Local coordinated Q|V control in Inverter-Based Resources (IBRs) refers to a control strategy where IBRs, like Solar Inverters/ WTGs/ BESS, adjust their reactive power (Q) output to maintain the terminal voltage (V) within their steady state voltage operating capability limits.

Reactive power injection (capacitive) or absorption(inductive) by an IBR can be used to either increase or decrease the terminal voltage. Capacitive reactive power tends to increase voltage, while inductive reactive power tends to decrease voltage.
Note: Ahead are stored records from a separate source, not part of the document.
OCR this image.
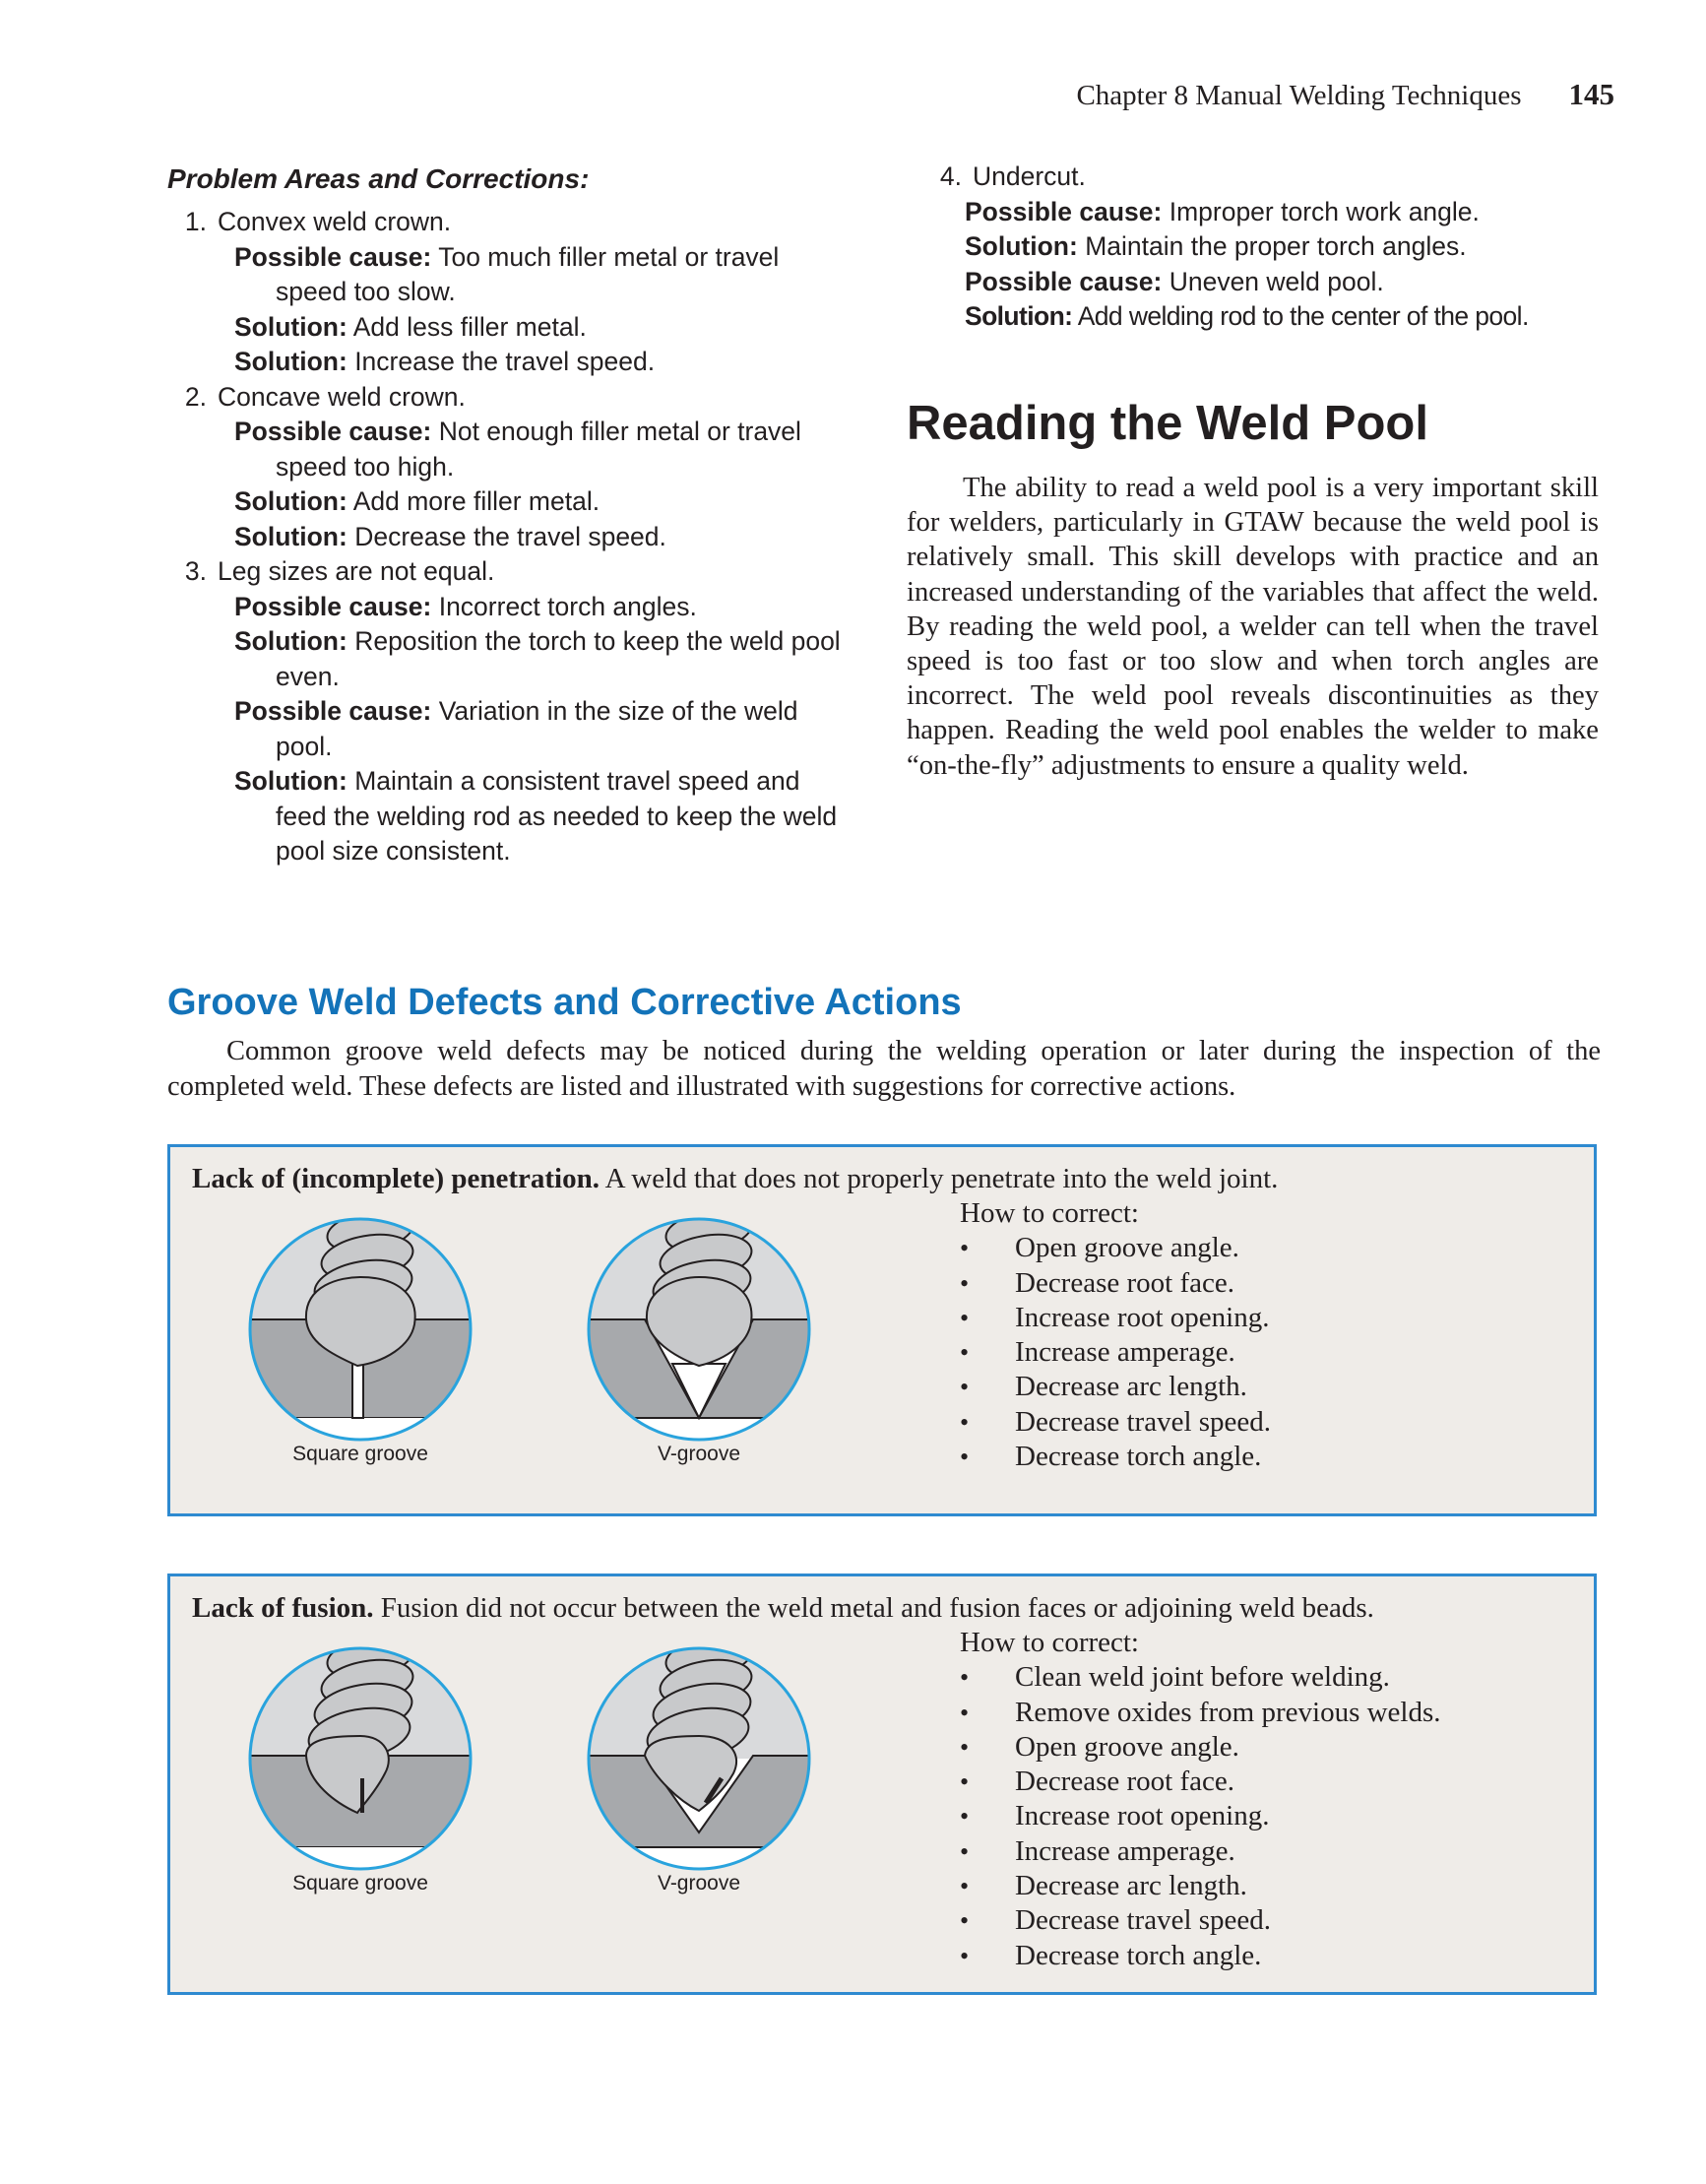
Chapter 8 Manual Welding Techniques 145
Problem Areas and Corrections:
1. Convex weld crown.
Possible cause: Too much filler metal or travel speed too slow.
Solution: Add less filler metal.
Solution: Increase the travel speed.
2. Concave weld crown.
Possible cause: Not enough filler metal or travel speed too high.
Solution: Add more filler metal.
Solution: Decrease the travel speed.
3. Leg sizes are not equal.
Possible cause: Incorrect torch angles.
Solution: Reposition the torch to keep the weld pool even.
Possible cause: Variation in the size of the weld pool.
Solution: Maintain a consistent travel speed and feed the welding rod as needed to keep the weld pool size consistent.
4. Undercut.
Possible cause: Improper torch work angle.
Solution: Maintain the proper torch angles.
Possible cause: Uneven weld pool.
Solution: Add welding rod to the center of the pool.
Reading the Weld Pool

The ability to read a weld pool is a very important skill for welders, particularly in GTAW because the weld pool is relatively small. This skill develops with practice and an increased understanding of the variables that affect the weld. By reading the weld pool, a welder can tell when the travel speed is too fast or too slow and when torch angles are incorrect. The weld pool reveals discontinuities as they happen. Reading the weld pool enables the welder to make “on-the-fly” adjustments to ensure a quality weld.

Groove Weld Defects and Corrective Actions

Common groove weld defects may be noticed during the welding operation or later during the inspection of the completed weld. These defects are listed and illustrated with suggestions for corrective actions.

Lack of (incomplete) penetration. A weld that does not properly penetrate into the weld joint.
Square groove	V-groove
How to correct:
• Open groove angle.
• Decrease root face.
• Increase root opening.
• Increase amperage.
• Decrease arc length.
• Decrease travel speed.
• Decrease torch angle.
Lack of fusion. Fusion did not occur between the weld metal and fusion faces or adjoining weld beads.
Square groove	V-groove
How to correct:
• Clean weld joint before welding.
• Remove oxides from previous welds.
• Open groove angle.
• Decrease root face.
• Increase root opening.
• Increase amperage.
• Decrease arc length.
• Decrease travel speed.
• Decrease torch angle.
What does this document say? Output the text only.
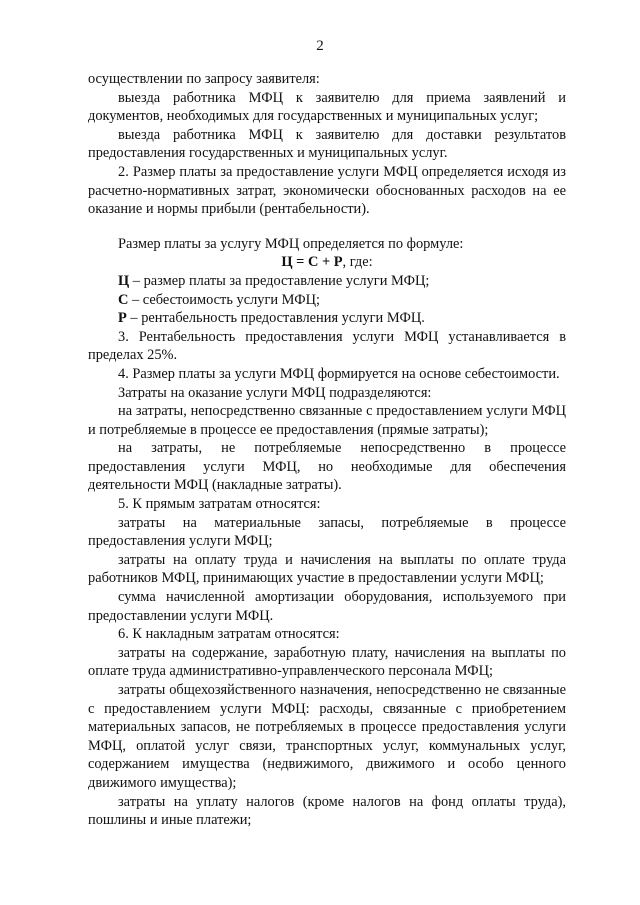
2

осуществлении по запросу заявителя:

выезда работника МФЦ к заявителю для приема заявлений и документов, необходимых для государственных и муниципальных услуг;

выезда работника МФЦ к заявителю для доставки результатов предоставления государственных и муниципальных услуг.

2. Размер платы за предоставление услуги МФЦ определяется исходя из расчетно-нормативных затрат, экономически обоснованных расходов на ее оказание и нормы прибыли (рентабельности).

Размер платы за услугу МФЦ определяется по формуле:

Ц = С + Р, где:

Ц – размер платы за предоставление услуги МФЦ;

С – себестоимость услуги МФЦ;

Р – рентабельность предоставления услуги МФЦ.

3. Рентабельность предоставления услуги МФЦ устанавливается в пределах 25%.

4. Размер платы за услуги МФЦ формируется на основе себестоимости.

Затраты на оказание услуги МФЦ подразделяются:

на затраты, непосредственно связанные с предоставлением услуги МФЦ и потребляемые в процессе ее предоставления (прямые затраты);

на затраты, не потребляемые непосредственно в процессе предоставления услуги МФЦ, но необходимые для обеспечения деятельности МФЦ (накладные затраты).

5. К прямым затратам относятся:

затраты на материальные запасы, потребляемые в процессе предоставления услуги МФЦ;

затраты на оплату труда и начисления на выплаты по оплате труда работников МФЦ, принимающих участие в предоставлении услуги МФЦ;

сумма начисленной амортизации оборудования, используемого при предоставлении услуги МФЦ.

6. К накладным затратам относятся:

затраты на содержание, заработную плату, начисления на выплаты по оплате труда административно-управленческого персонала МФЦ;

затраты общехозяйственного назначения, непосредственно не связанные с предоставлением услуги МФЦ: расходы, связанные с приобретением материальных запасов, не потребляемых в процессе предоставления услуги МФЦ, оплатой услуг связи, транспортных услуг, коммунальных услуг, содержанием имущества (недвижимого, движимого и особо ценного движимого имущества);

затраты на уплату налогов (кроме налогов на фонд оплаты труда), пошлины и иные платежи;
When these IBRs are installed in mega-scale renewable projects, they are geographically spread over many acres of land, typically for a 250MW wind project, the collector system can be as large to 200-300kMs. Considering this, there is a remote possibility to have same voltage profile across all the IBRs same. The voltage variations can be 10-15% higher at far end IBRs wrt. POI. However, this problem can be less severe in the central inverters case. But, if evacuation transmission line is long enough then it can be witnessed in the solar parks having central inverters as well.

As far as reactive power capability of IBRs is concerned, typically for a type-3 WTG, it varies roughly from 33% to 40% of active power, whereas for solar/BESS inverters it is 60% of active power.

Different countries have their own grid code for reactive power requirements. As far as Bharat (India) is concerned, the reactive power requirement from renewable plant is at-least ±33% of active power at POI.

Usually, PPC is used to control reactive power centrally for the renewable plant wrt. POI need, PPC broadcasts the command equally to individual IBRs via different communication protocols (typically now as days MODBUS TCP/IP and IEC61850).

For such mega scale level projects, when PPC send command to IBRs for an instance say command for injection of reactive power, due to communication loss some of inverter may cross limits of HVRT state without even any faulty condition, Resulting tripping of a system.

That’s the point, Where locally coordinated Q|V control comes in picture limiting the reactive power injection/absorption of reactive power withing the limits as per IEEE ensuring terminal voltage stays in limits avoiding tripping of system.

For example, if the voltage is low, the inverter might inject reactive power to raise the voltage, and vice versa.

1. Without Local co-ordinated Q|V control

Reactive power is controlled centrally and perform insufficient during fast voltage disturbances

As a result, reactive power ramps up and hit limits (Qmax/Qmin) (limits according to CEA standards connectivity to the Grid) it may enters HVRT/LVRT mode further resulting in tripping of system in plant after specified time.

2. With Local co-ordinated Q|V control

With the help of Local co-ordinated Q|V control reactive power injection/absorption happens more precisely at by individual inverters maintaining the limits specified in CEA regulations connectivity to the grid resulting voltage stability and unnecessary tripping of system.